Delta Air Lines is reintroducing daily service to Reykyavik beginning in May. The news comes just two weeks after Iceland reopened its borders to vaccinated tourists.
On March 29, the Atlanta-based carrier announced that it will offer daily flights to Keflavik International Airport from:
- John F. Kennedy International Airport beginning May 1
- Boston Logan International Airport beginning May 20
- Minneapolis-St. Paul International Airport beginning May 27
JFK passengers will travel on the 168-seat Boeing 757-200 aircraft, which have Delta One sleeping suites, Delta Comfort+ service and economy seats. Boston and Minneapois-St.
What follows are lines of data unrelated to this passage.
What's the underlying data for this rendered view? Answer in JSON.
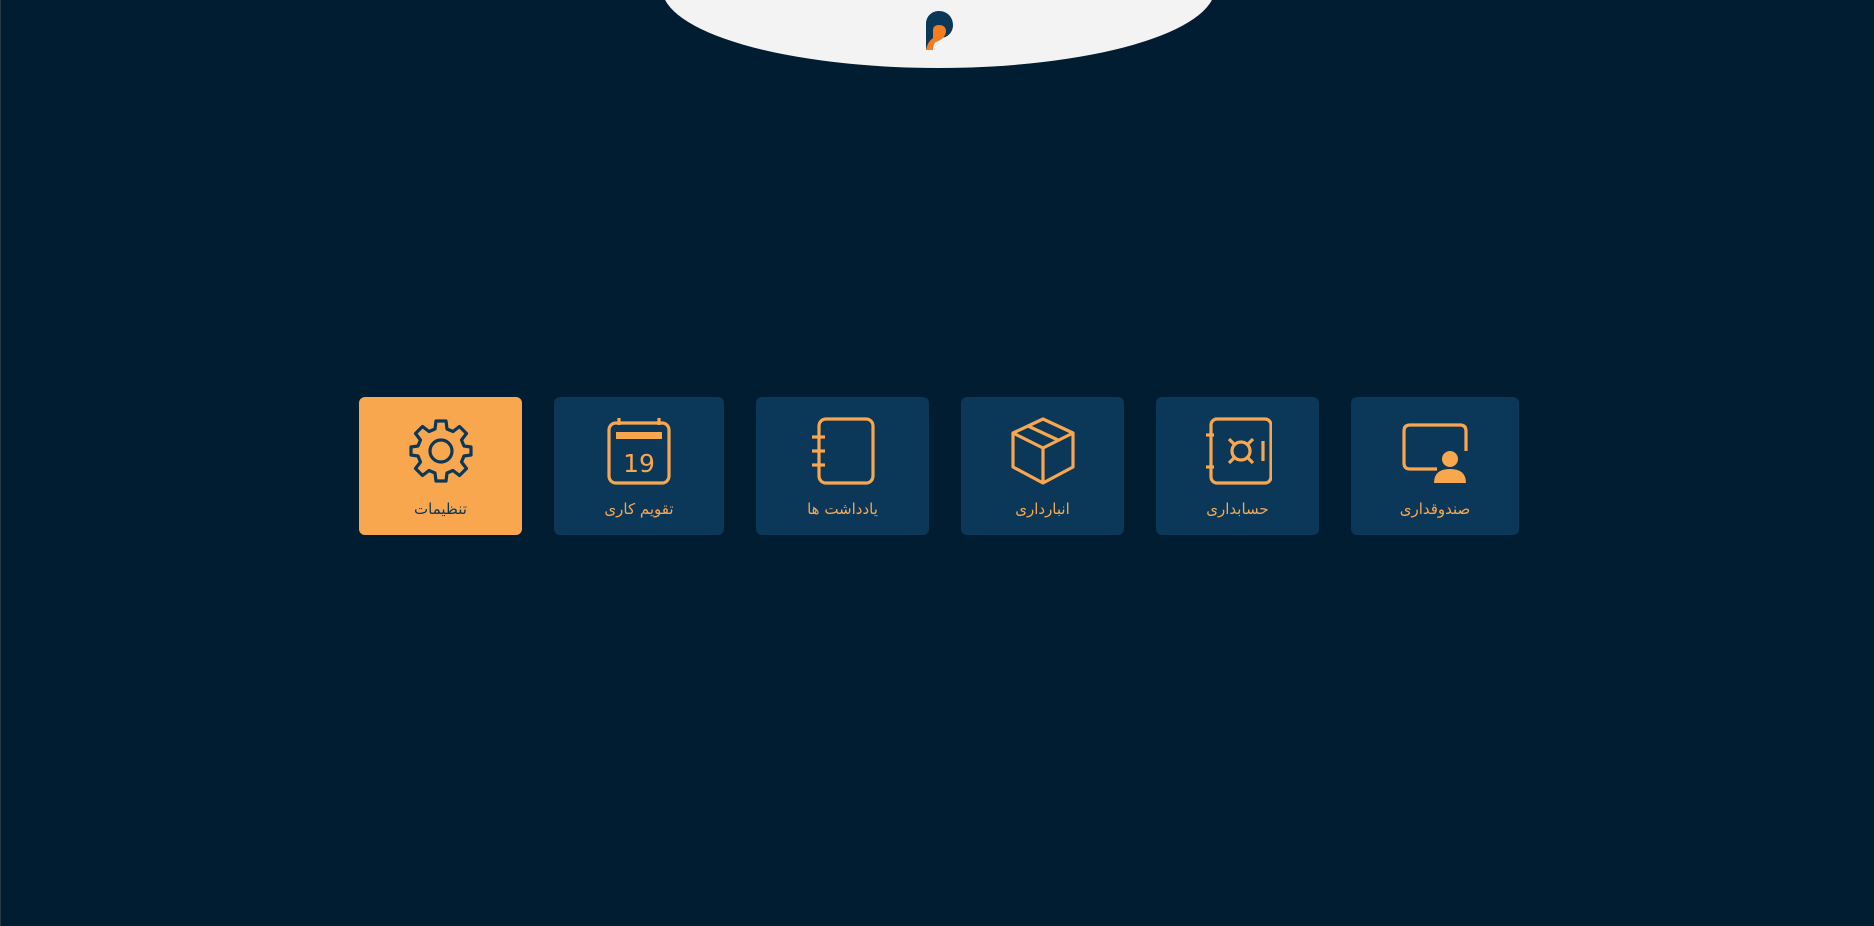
{
  "colors": {
    "background": "#011d32",
    "tile": "#0b3758",
    "accent": "#f9a74f",
    "header_cap": "#f3f3f3",
    "logo_orange": "#f57c1f"
  },
  "header": {
    "logo_icon": "p-logo-icon"
  },
  "tiles": [
    {
      "label": "تنظیمات",
      "icon": "gear-icon",
      "active": true
    },
    {
      "label": "تقویم کاری",
      "icon": "calendar-icon",
      "icon_text": "19",
      "active": false
    },
    {
      "label": "یادداشت ها",
      "icon": "notebook-icon",
      "active": false
    },
    {
      "label": "انبارداری",
      "icon": "box-icon",
      "active": false
    },
    {
      "label": "حسابداری",
      "icon": "safe-icon",
      "active": false
    },
    {
      "label": "صندوقداری",
      "icon": "cashier-icon",
      "active": false
    }
  ]
}
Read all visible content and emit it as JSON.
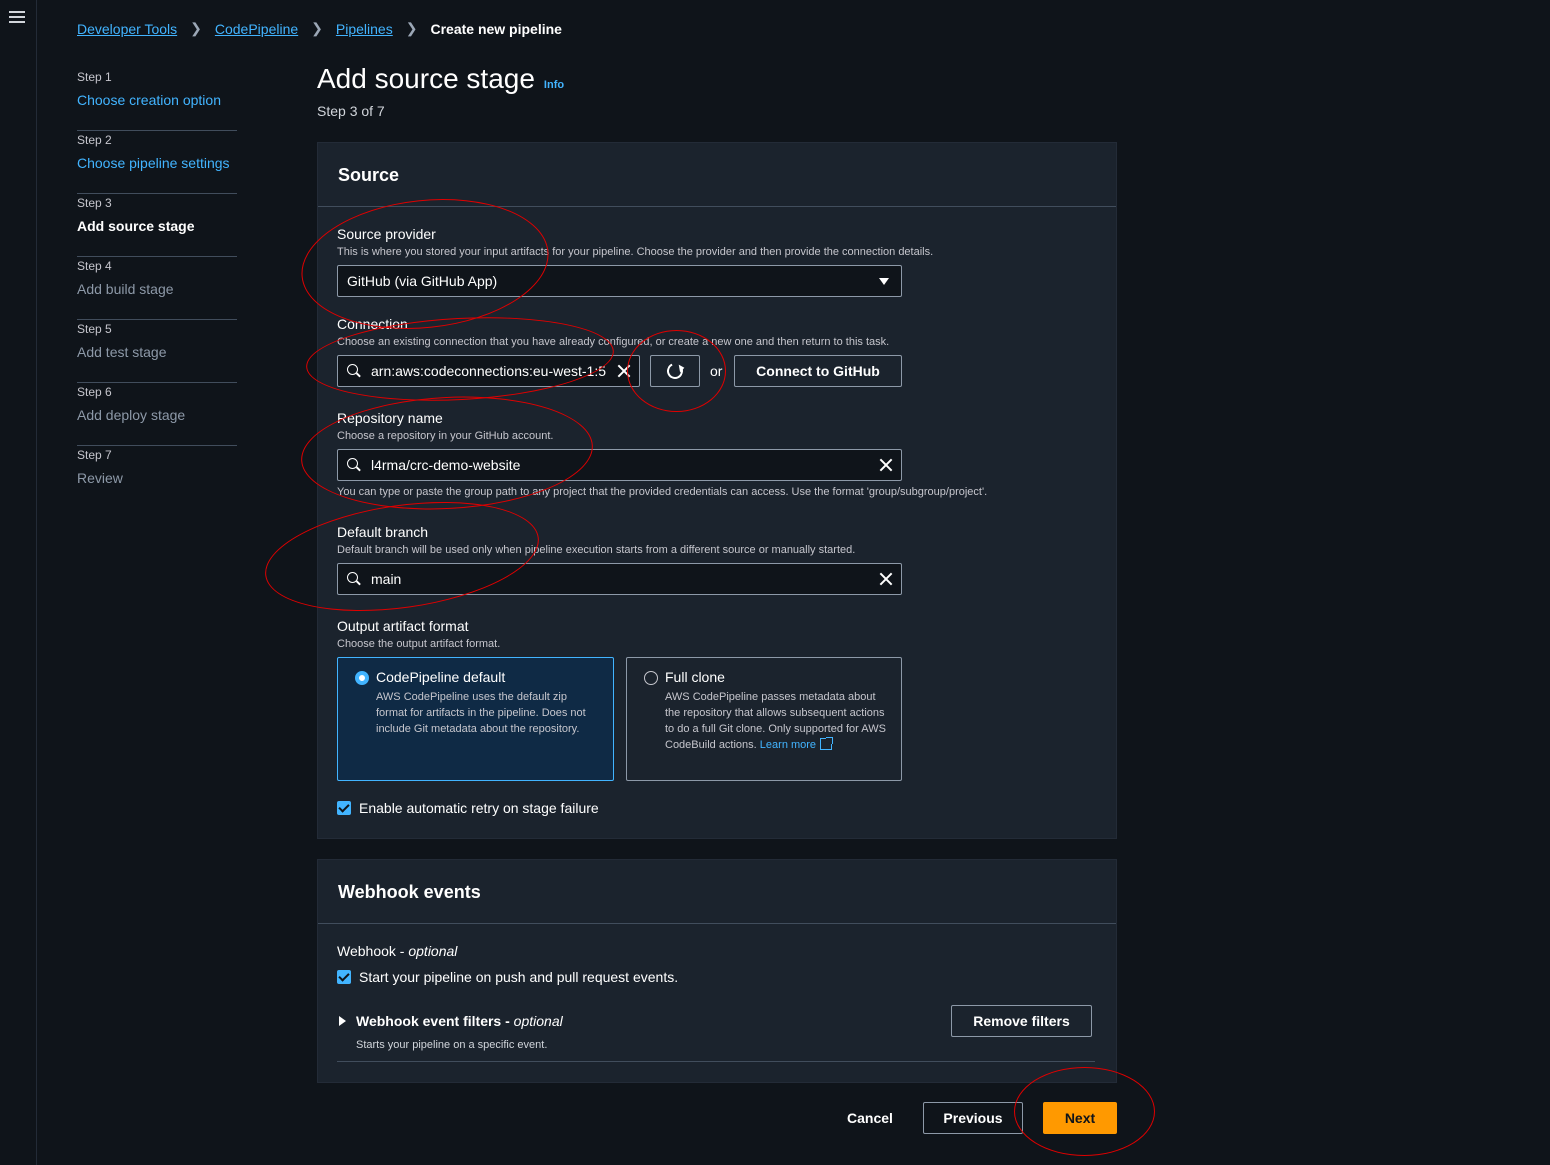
{
  "breadcrumbs": [
    "Developer Tools",
    "CodePipeline",
    "Pipelines"
  ],
  "breadcrumb_current": "Create new pipeline",
  "steps": [
    {
      "num": "Step 1",
      "title": "Choose creation option"
    },
    {
      "num": "Step 2",
      "title": "Choose pipeline settings"
    },
    {
      "num": "Step 3",
      "title": "Add source stage"
    },
    {
      "num": "Step 4",
      "title": "Add build stage"
    },
    {
      "num": "Step 5",
      "title": "Add test stage"
    },
    {
      "num": "Step 6",
      "title": "Add deploy stage"
    },
    {
      "num": "Step 7",
      "title": "Review"
    }
  ],
  "page": {
    "title": "Add source stage",
    "info": "Info",
    "step_of": "Step 3 of 7"
  },
  "source": {
    "heading": "Source",
    "provider_label": "Source provider",
    "provider_desc": "This is where you stored your input artifacts for your pipeline. Choose the provider and then provide the connection details.",
    "provider_value": "GitHub (via GitHub App)",
    "connection_label": "Connection",
    "connection_desc": "Choose an existing connection that you have already configured, or create a new one and then return to this task.",
    "connection_value": "arn:aws:codeconnections:eu-west-1:5",
    "or": "or",
    "connect_button": "Connect to GitHub",
    "repo_label": "Repository name",
    "repo_desc": "Choose a repository in your GitHub account.",
    "repo_value": "l4rma/crc-demo-website",
    "repo_hint": "You can type or paste the group path to any project that the provided credentials can access. Use the format 'group/subgroup/project'.",
    "branch_label": "Default branch",
    "branch_desc": "Default branch will be used only when pipeline execution starts from a different source or manually started.",
    "branch_value": "main",
    "artifact_label": "Output artifact format",
    "artifact_desc": "Choose the output artifact format.",
    "option_default_title": "CodePipeline default",
    "option_default_desc": "AWS CodePipeline uses the default zip format for artifacts in the pipeline. Does not include Git metadata about the repository.",
    "option_clone_title": "Full clone",
    "option_clone_desc": "AWS CodePipeline passes metadata about the repository that allows subsequent actions to do a full Git clone. Only supported for AWS CodeBuild actions.",
    "learn_more": "Learn more",
    "retry_label": "Enable automatic retry on stage failure"
  },
  "webhook": {
    "heading": "Webhook events",
    "label": "Webhook",
    "optional": "optional",
    "dash": " - ",
    "start_label": "Start your pipeline on push and pull request events.",
    "filters_title": "Webhook event filters",
    "filters_desc": "Starts your pipeline on a specific event.",
    "remove_filters": "Remove filters"
  },
  "footer": {
    "cancel": "Cancel",
    "previous": "Previous",
    "next": "Next"
  },
  "colors": {
    "accent": "#42b4ff",
    "primary_button": "#ff9900",
    "annotation": "#e00000"
  }
}
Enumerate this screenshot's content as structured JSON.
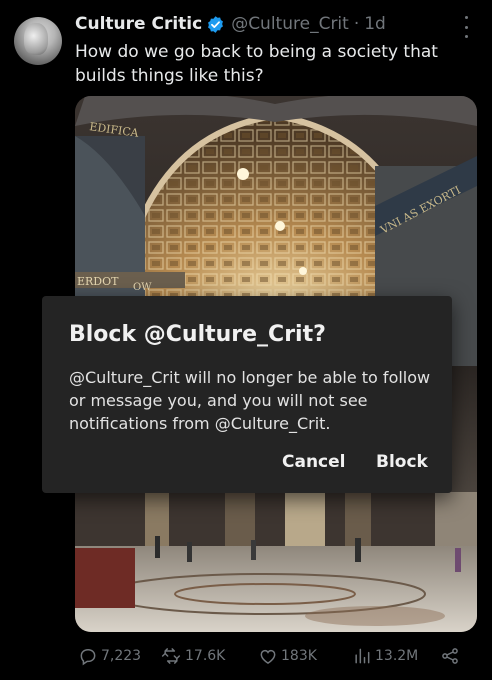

Paul passengers will travel on the 193-seat Boeing 757-200 aircraft, which have Delta Premium Select, Delta Comfort+ and economy seating.
All flights will be operated in partnership with Air France-KLM and Virgin Atlantic.
On March 18, Iceland began allowing all tourists who have been vaccinated against COVID-19 to enter the country without quarantine or testing.
In order gain entry, travelers must prove that they have been fully inoculated with a vaccine that has been approved by the European Medicines Agency. Approved vaccines include:
- Johnson & Johnson
Pfizer-BioNTech, Moderna and AstraZeneca require two separate doses to reach full inoculation. Johnson & Johnson requires one dose.
Iceland is also allowing all travelers who can prove they have been previously infected with the coronavirus to enter the country without restriction.
While Americans don’t have to get a COVID-19 test to enter Iceland, they will have to present proof of a negative COVID-19 test result obtained within 72 hours of departure upon their return to the United States. Delta also requires all passengers ages two and up to wear masks.
Travelers should feel fairly safe visiting Iceland. When COVID-19 began to spread around the world in early 2020, the country immediately implemented an aggressive testing, contact tracing and isolation plan to contain the virus.
As a result, Iceland has reported just 29 coronavirus-related deaths since the pandemic began, and there were only 20 active COVID-19 cases in the country as of mid-March.